Opinião
A miséria digital
Se as multidões são capazes de criar fenómenos positivos como a identidade coletiva e a partilha de valores, a verdade é que nunca estivemos tão próximo dos fenómenos de justiça das multidões da idade das trevas.
A pobreza e a miséria digitais não se medem pela quantidade de metais nos bolsos de cada pessoa. Este novo tipo de carência mede-se pela privação das liberdades, pela maleabilidade intelectiva da vida privada e pela contaminação das atitudes mentais. Falar de liberdade e de direitos dá muito trabalho e hoje é pobre quem não tem como pagar o tempo necessário para uma reflexão.
Fica sempre mais barato seguir os megafones dos incautos e iludir-se com a profundidade das meditações que a toda a hora estão disponíveis, à distância de um clique. Consumida toda essa lama, será impossível não ser infestado por parasitas que acabam por dominar o corpo dos indivíduos, atando-os as estas realidades adiáforas. Uma sociedade consiste num grupo de pessoas em que, cada indivíduo, participa - bem ou mal - oferecendo a sua quota parte na conceção de novas relações, acontecimentos e ideias. As escolhas coletivas são, por isso, indissociáveis da participação de cada um no seu todo.
Não existirão dúvidas de que as escolhas coletivas têm como grande beneficiário o bem-estar social e a maximização da ideia de felicidade - muitas vezes alicerçada nas ideias de liberdade, igualdade defesa da propriedade privada e acesso a uma profissão ou modo de vida.
Nas últimas décadas continuamos a assistir a este jogo de xadrez - em que as motivações políticas e económicas, as guerras e as convulsões sociais regem - mas o tabuleiro de 64 casas deixou de ser o único teatro em que os jogadores se movimentam. Surgiu o cenário digital e agora os jogadores têm de adequar as suas estratégias e movimentos em casas de outra cor, com extremos mal traçados e movediços. Quando se trata de justiça, as redes sociais assemelham-se às multidões que compareciam nas praças da idade média para assistirem ao espetáculo dos julgamentos sumários e das execuções triviais.

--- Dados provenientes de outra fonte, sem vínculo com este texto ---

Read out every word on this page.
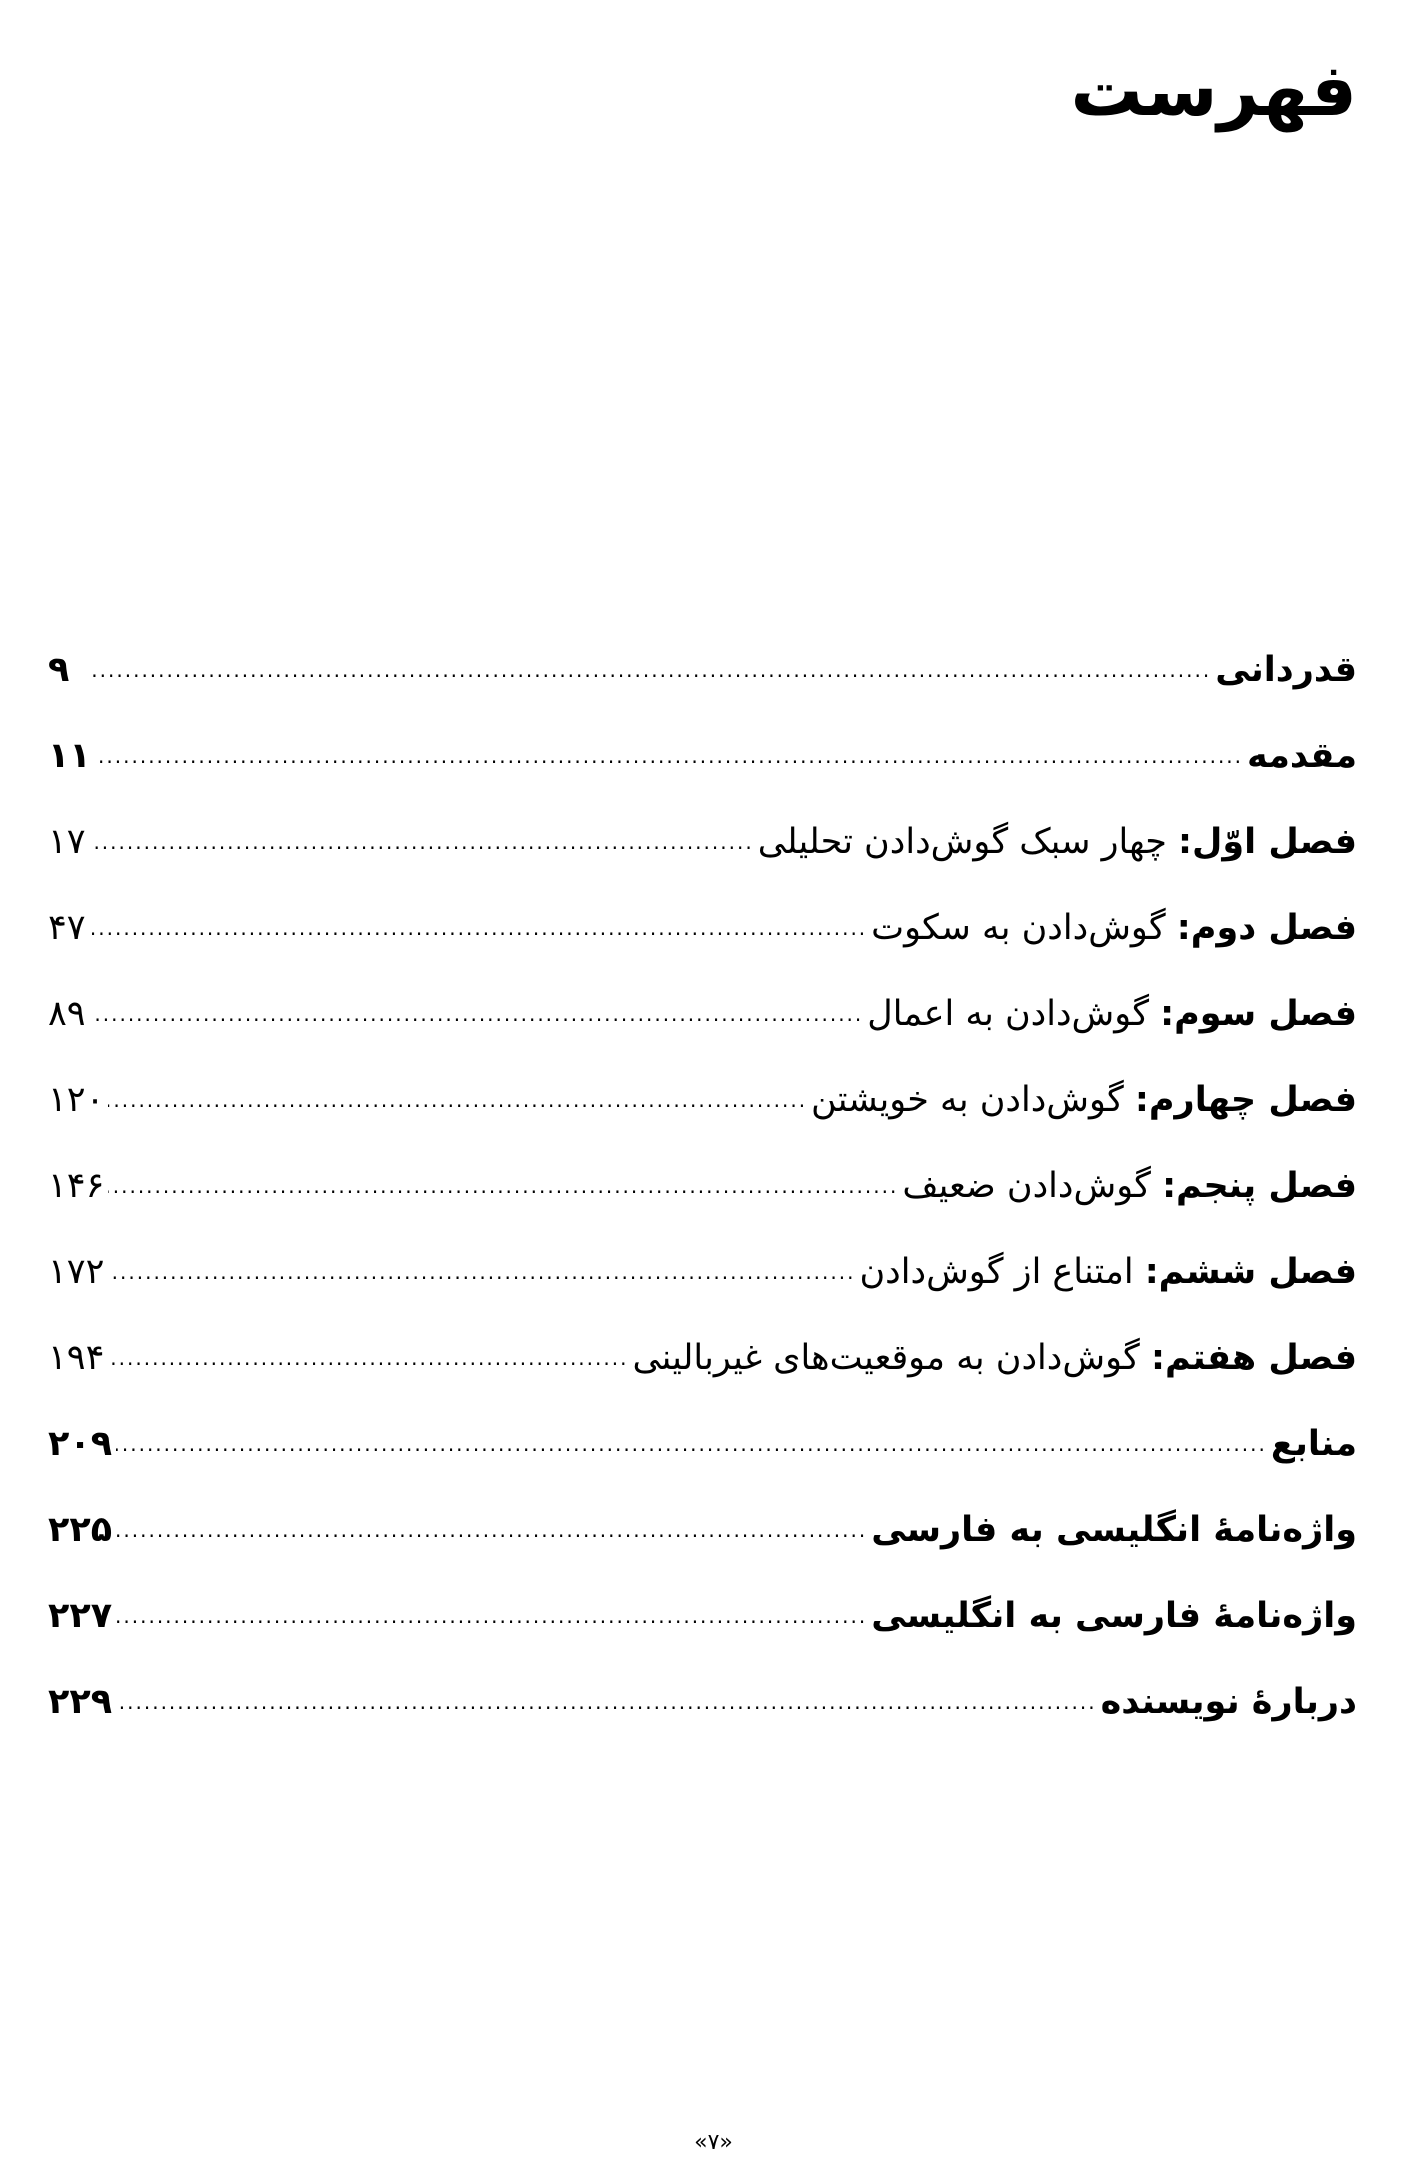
فهرست
قدردانی
.....
۹
مقدمه
.....
۱۱
فصل اوّل: چهار سبک گوش‌دادن تحلیلی
.....
۱۷
فصل دوم: گوش‌دادن به سکوت
.....
۴۷
فصل سوم: گوش‌دادن به اعمال
.....
۸۹
فصل چهارم: گوش‌دادن به خویشتن
.....
۱۲۰
فصل پنجم: گوش‌دادن ضعیف
.....
۱۴۶
فصل ششم: امتناع از گوش‌دادن
.....
۱۷۲
فصل هفتم: گوش‌دادن به موقعیت‌های غیربالینی
.....
۱۹۴
منابع
.....
۲۰۹
واژه‌نامۀ انگلیسی به فارسی
.....
۲۲۵
واژه‌نامۀ فارسی به انگلیسی
.....
۲۲۷
دربارۀ نویسنده
.....
۲۲۹
«۷»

Este retrocesso é um movimento social que deve ser estudado, medido e não descuidado. O comportamento dos indivíduo numa multidão mostra-nos que a responsabilidade pessoal enfraquece à medida que o número de pessoas do grupo cresce. As redes sociais são uma multidão permanente, desregulada, e que tende a agir como entidade única, capaz de criar bolhas especulativas. Se as multidões são capazes de criar fenómenos positivos como a identidade coletiva e a partilha de valores, a verdade é que nunca estivemos tão próximo dos fenómenos de justiça das multidões da idade das trevas.
Este altifalante de ideias e comportamentos deve ser entendido como uma expressão do indivíduo na sociedade em que se insere e, por sua vez, adequado ao primado da lei, das liberdades e dos deveres de cada um, numa responsabilização permanente, tendente à defesa dos direitos liberdades e garantias.
Uma voz pouco informada não pode gritar "culpado" e ter mais força que a voz de um tribunal que diz "inocente". Este tipo de contágio, propagado por todos aqueles que cedem emocionalmente ao movimento do grupo, não é de todo irracional. As emoções extremas nas redes sociais devem ser tão controladas como aquelas que derivam das nossas relações sociais fora dos meios digitais. Não existe qualquer prova científica de que um cidadão passe a ser inimputável a partir do momento em que ativa uma conta nas redes sociais.
No mesmo sentido, os grandes operadores digitais deverão ser impedidos de amplificar ideias, opiniões, comportamentos ou serviços que violem a lei. O cumprimento de regras e o sentido de adequação às normas vigentes deve ser uma realidade dentro e fora dos meios digitais. Só assim garantiremos avanço civilizacional que possa distinguir-nos daquilo que outrora fomos e não apreciamos.